To the Editors:—The study by Anderson et al.1 adds to the growing evidence that discussions with seriously ill patients about CPR are often not taking place, and that when they do happen they are mired in jargon and do not include enough consideration of realistic goals of care.

As a corrective the authors suggest that code discussions should be targeted at “patients who are at high risk for requiring CPR or having an outcome that is worse than average.” In effect the authors propose a quality of a subset of patients—most likely to arrest and least likely to benefit from resuscitation—as indications for a code status discussion. Though the authors suggest that targeting this cohort will allow fuller discussions about prognosis and overall goals of care where they are most necessary, these discussions will continue to be hijacked as long as the implicit goal is to steer patients toward signing a DNR order.

We agree that doctors should be talking with their patients about prognosis and therapeutic options, but we consider the notion of presenting this information in the context of choice about code status ill advised. The invitation to patients to discuss goals of care and code status has become a rhetorical cover for convincing patients that there are no longer any curative therapies available to them. The result is to present dying persons the illusion of choice where often none exists, sending the mixed message that death is at once optional and inevitable.
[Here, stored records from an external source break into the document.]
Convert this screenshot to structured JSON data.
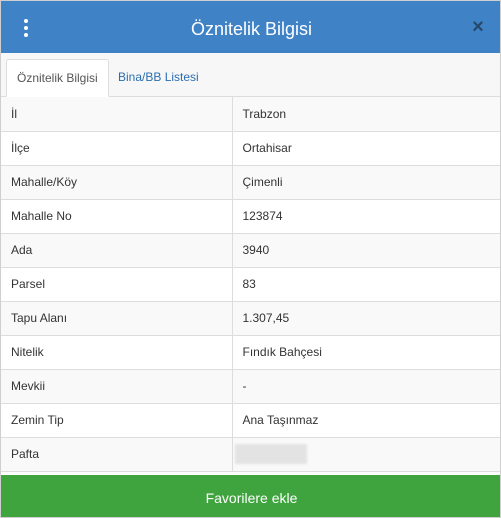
{
  "header": {
    "title": "Öznitelik Bilgisi",
    "accent_color": "#3f82c6",
    "menu_icon": "kebab-menu-icon",
    "close_icon": "close-icon",
    "close_glyph": "×"
  },
  "tabs": [
    {
      "label": "Öznitelik Bilgisi",
      "active": true
    },
    {
      "label": "Bina/BB Listesi",
      "active": false
    }
  ],
  "attributes": [
    {
      "key": "İl",
      "value": "Trabzon"
    },
    {
      "key": "İlçe",
      "value": "Ortahisar"
    },
    {
      "key": "Mahalle/Köy",
      "value": "Çimenli"
    },
    {
      "key": "Mahalle No",
      "value": "123874"
    },
    {
      "key": "Ada",
      "value": "3940"
    },
    {
      "key": "Parsel",
      "value": "83"
    },
    {
      "key": "Tapu Alanı",
      "value": "1.307,45"
    },
    {
      "key": "Nitelik",
      "value": "Fındık Bahçesi"
    },
    {
      "key": "Mevkii",
      "value": "-"
    },
    {
      "key": "Zemin Tip",
      "value": "Ana Taşınmaz"
    },
    {
      "key": "Pafta",
      "value": ""
    }
  ],
  "footer": {
    "favorite_label": "Favorilere ekle",
    "button_color": "#3fa43e"
  }
}
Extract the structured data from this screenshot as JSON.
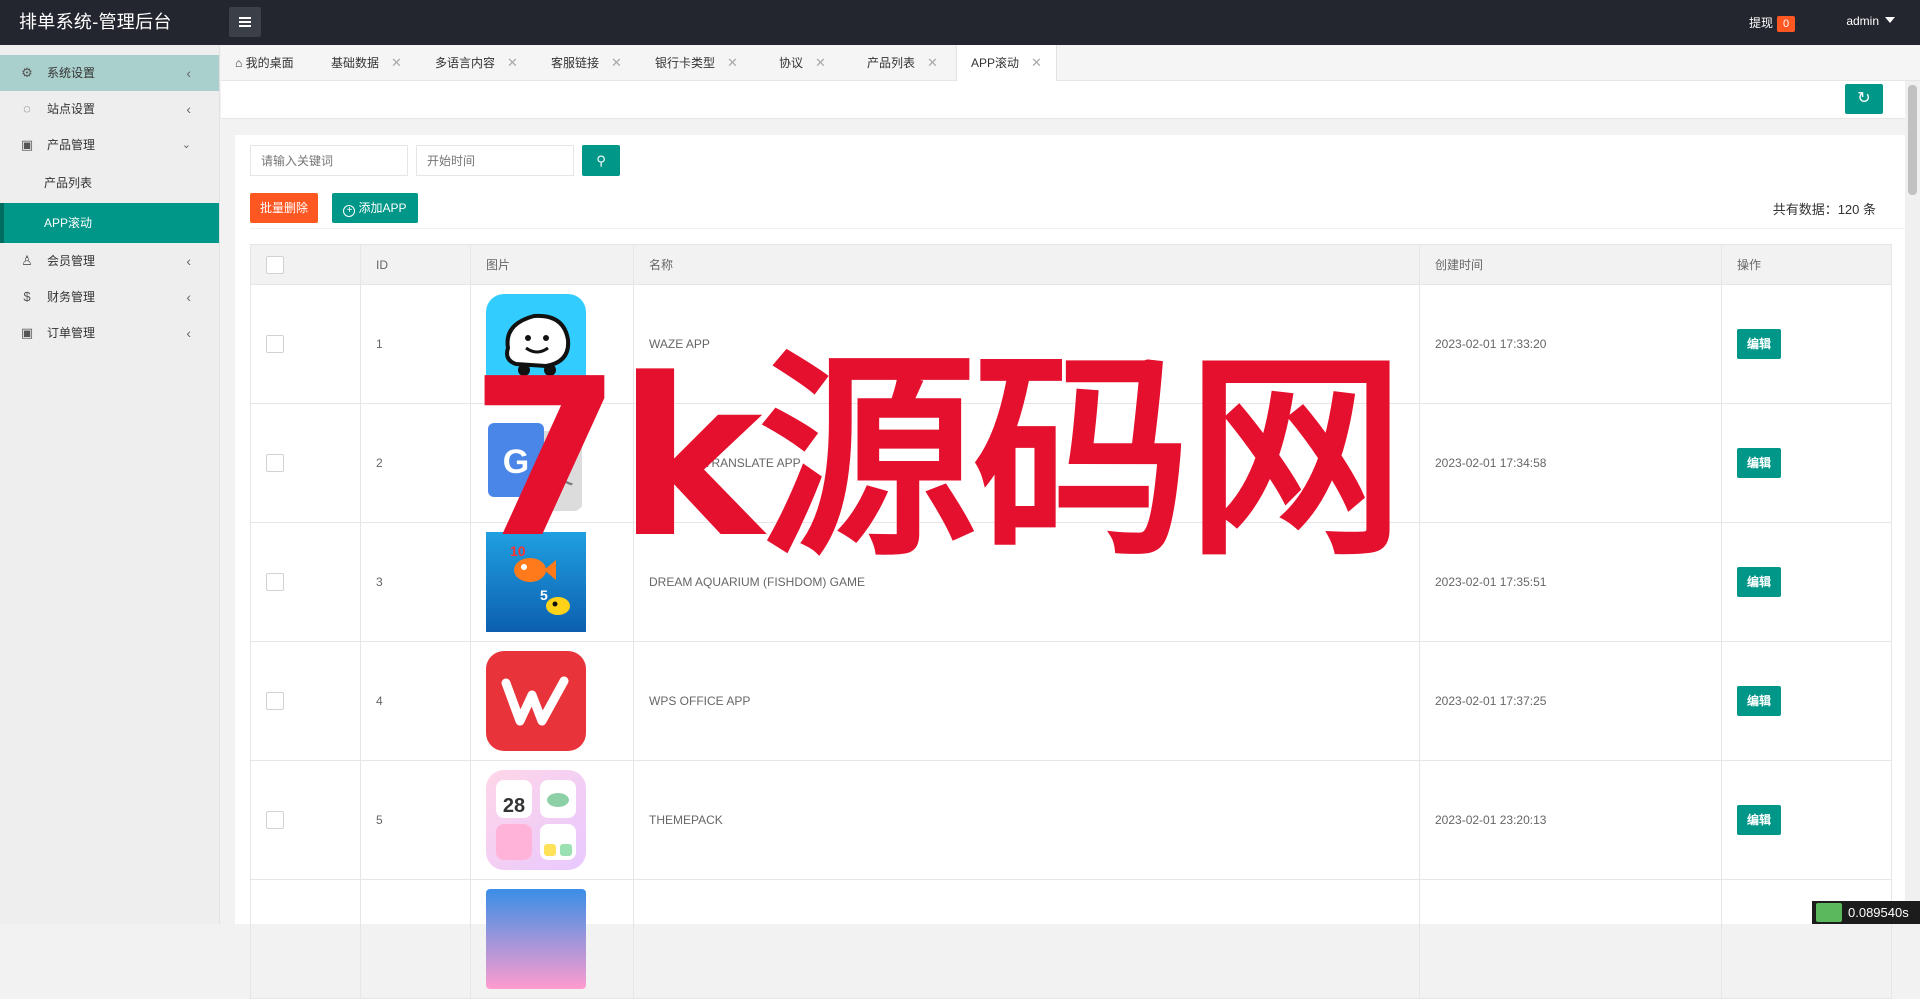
{
  "header": {
    "brand": "排单系统-管理后台",
    "withdraw_label": "提现",
    "withdraw_count": "0",
    "user": "admin"
  },
  "sidebar": {
    "items": [
      {
        "label": "系统设置",
        "icon": "gear-icon"
      },
      {
        "label": "站点设置",
        "icon": "globe-icon"
      },
      {
        "label": "产品管理",
        "icon": "box-icon"
      },
      {
        "label": "产品列表"
      },
      {
        "label": "APP滚动"
      },
      {
        "label": "会员管理",
        "icon": "user-icon"
      },
      {
        "label": "财务管理",
        "icon": "dollar-icon"
      },
      {
        "label": "订单管理",
        "icon": "box-icon"
      }
    ]
  },
  "tabs": [
    {
      "label": "我的桌面",
      "icon": "home-icon"
    },
    {
      "label": "基础数据"
    },
    {
      "label": "多语言内容"
    },
    {
      "label": "客服链接"
    },
    {
      "label": "银行卡类型"
    },
    {
      "label": "协议"
    },
    {
      "label": "产品列表"
    },
    {
      "label": "APP滚动"
    }
  ],
  "filters": {
    "keyword_placeholder": "请输入关键词",
    "start_time_placeholder": "开始时间"
  },
  "actions": {
    "batch_delete": "批量删除",
    "add_app": "添加APP",
    "total": "共有数据：120 条"
  },
  "table": {
    "columns": [
      "ID",
      "图片",
      "名称",
      "创建时间",
      "操作"
    ],
    "edit_label": "编辑",
    "rows": [
      {
        "id": "1",
        "name": "WAZE APP",
        "created": "2023-02-01 17:33:20",
        "icon": "waze-app-icon"
      },
      {
        "id": "2",
        "name": "GOOGLE TRANSLATE APP",
        "created": "2023-02-01 17:34:58",
        "icon": "google-translate-app-icon"
      },
      {
        "id": "3",
        "name": "DREAM AQUARIUM (FISHDOM) GAME",
        "created": "2023-02-01 17:35:51",
        "icon": "fishdom-app-icon"
      },
      {
        "id": "4",
        "name": "WPS OFFICE APP",
        "created": "2023-02-01 17:37:25",
        "icon": "wps-office-app-icon"
      },
      {
        "id": "5",
        "name": "THEMEPACK",
        "created": "2023-02-01 23:20:13",
        "icon": "themepack-app-icon"
      }
    ]
  },
  "overlay": {
    "watermark": "7k源码网",
    "timer": "0.089540s"
  },
  "colors": {
    "primary": "#009688",
    "danger": "#ff5722",
    "topbar": "#23262e",
    "watermark": "#e5102e"
  }
}
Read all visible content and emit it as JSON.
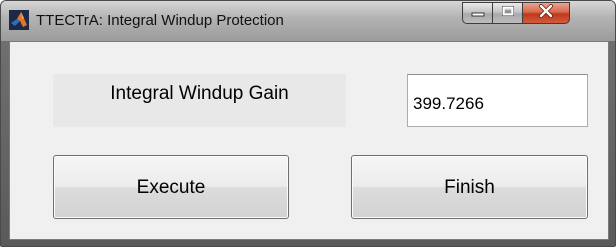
{
  "window": {
    "title": "TTECTrA: Integral Windup Protection",
    "app_icon": "matlab-logo-icon",
    "caption_buttons": {
      "minimize": "minimize-icon",
      "maximize": "maximize-icon",
      "close": "close-icon"
    }
  },
  "form": {
    "gain_label": "Integral Windup Gain",
    "gain_value": "399.7266"
  },
  "actions": {
    "execute_label": "Execute",
    "finish_label": "Finish"
  },
  "colors": {
    "close_button": "#c0391b",
    "panel_background": "#f0f0f0",
    "label_background": "#e8e8e8"
  }
}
Singling out a particular group of patients as targets of a code discussion consequently only affirms the universal default status of CPR at the same time that it intensifies the troubling message that some patients have an obligation to choose their own death. It is little wonder, therefore, that physicians remain reluctant to engage these matters with their patients. Even if they are not explicitly able to articulate the troubled logic governing the conversation, their reluctance bespeaks a practical awareness that they are sending mixed messages. Ensuring better communication and care of gravely ill patients consequently requires greater questioning of the default status of CPR and the deformation of the meaning of purposeful choice it entails.